Hamish mocked, “Aye, so ye say. You’re no’ sae perfect, none of us is-”
“You weren’t there; you don’t know anything about this case!” Rutledge retorted in anger. “You weren’t there!”
Mistaking the direction of his sudden flare of anger, Mrs. Shaw prodded defiantly, “If you killed my Ben wrongly, you owe me restitution. My children have gone hungry without him, and I’ve had nothing to give them, no way to offer any life at all. It’s my children I’m defending. It’s too late now for Ben.”
Struggling with his own vulnerability just now when the war seemed to have returned with unexpected and extraordinary force, and against his will already half convinced by the intensity of the widow’s determination, Rutledge made an effort to explain how the Yard would see her demands. He said, “We can’t reopen a case-”
“You can!” she told him, interrupting. “Here’s a wrongful death, and I have the proof. What’s to become of me, and my children? Why should Henry Cutter go scot-free while we suffer for what he did?”

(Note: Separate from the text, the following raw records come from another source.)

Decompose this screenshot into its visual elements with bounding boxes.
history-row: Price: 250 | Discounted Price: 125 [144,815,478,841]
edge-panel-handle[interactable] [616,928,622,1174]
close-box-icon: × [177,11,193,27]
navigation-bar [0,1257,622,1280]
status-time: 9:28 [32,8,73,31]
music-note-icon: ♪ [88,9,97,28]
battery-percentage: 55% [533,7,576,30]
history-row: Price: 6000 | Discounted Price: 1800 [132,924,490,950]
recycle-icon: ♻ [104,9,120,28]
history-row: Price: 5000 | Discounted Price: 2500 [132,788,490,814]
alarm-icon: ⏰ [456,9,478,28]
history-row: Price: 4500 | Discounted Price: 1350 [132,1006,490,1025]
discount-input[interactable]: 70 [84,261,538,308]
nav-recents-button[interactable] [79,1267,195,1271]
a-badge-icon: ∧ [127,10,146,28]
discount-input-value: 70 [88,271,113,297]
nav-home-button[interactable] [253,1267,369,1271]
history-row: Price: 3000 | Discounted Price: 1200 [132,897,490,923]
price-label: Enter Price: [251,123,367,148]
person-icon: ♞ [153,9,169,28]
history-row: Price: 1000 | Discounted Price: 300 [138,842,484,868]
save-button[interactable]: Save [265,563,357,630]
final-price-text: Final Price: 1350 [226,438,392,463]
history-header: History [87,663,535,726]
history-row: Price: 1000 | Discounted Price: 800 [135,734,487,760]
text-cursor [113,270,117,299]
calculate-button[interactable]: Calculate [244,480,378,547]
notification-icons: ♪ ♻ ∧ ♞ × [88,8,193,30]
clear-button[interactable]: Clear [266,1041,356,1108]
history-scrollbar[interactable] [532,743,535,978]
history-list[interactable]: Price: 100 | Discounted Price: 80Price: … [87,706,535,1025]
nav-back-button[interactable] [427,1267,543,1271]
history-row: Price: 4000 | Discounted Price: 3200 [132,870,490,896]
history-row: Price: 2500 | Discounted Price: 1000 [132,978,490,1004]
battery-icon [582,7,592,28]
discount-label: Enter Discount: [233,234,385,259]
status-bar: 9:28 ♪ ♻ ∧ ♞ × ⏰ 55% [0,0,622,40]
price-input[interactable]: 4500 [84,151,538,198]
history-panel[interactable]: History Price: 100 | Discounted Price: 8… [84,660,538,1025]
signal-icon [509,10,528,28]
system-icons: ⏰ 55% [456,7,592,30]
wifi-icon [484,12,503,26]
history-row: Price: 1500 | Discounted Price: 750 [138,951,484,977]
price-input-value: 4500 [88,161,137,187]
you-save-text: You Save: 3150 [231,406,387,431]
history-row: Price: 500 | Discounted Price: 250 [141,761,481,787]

The locket lay between them, tearing his life apart as well as hers.
It couldn’t be true. He’d been careful. So had Philip Nettle.
How could he destroy the past, when that was all he had?
And yet… and yet if he had failed Ben Shaw, what then? Why should his past be sacred? Untouchable?
Nell Shaw got to her feet, a middle-aged woman with nothing to be gained by coming to him, except relief from her personal tragedy. An unattractive woman with no graces, who would always provoke dislike and even loathing.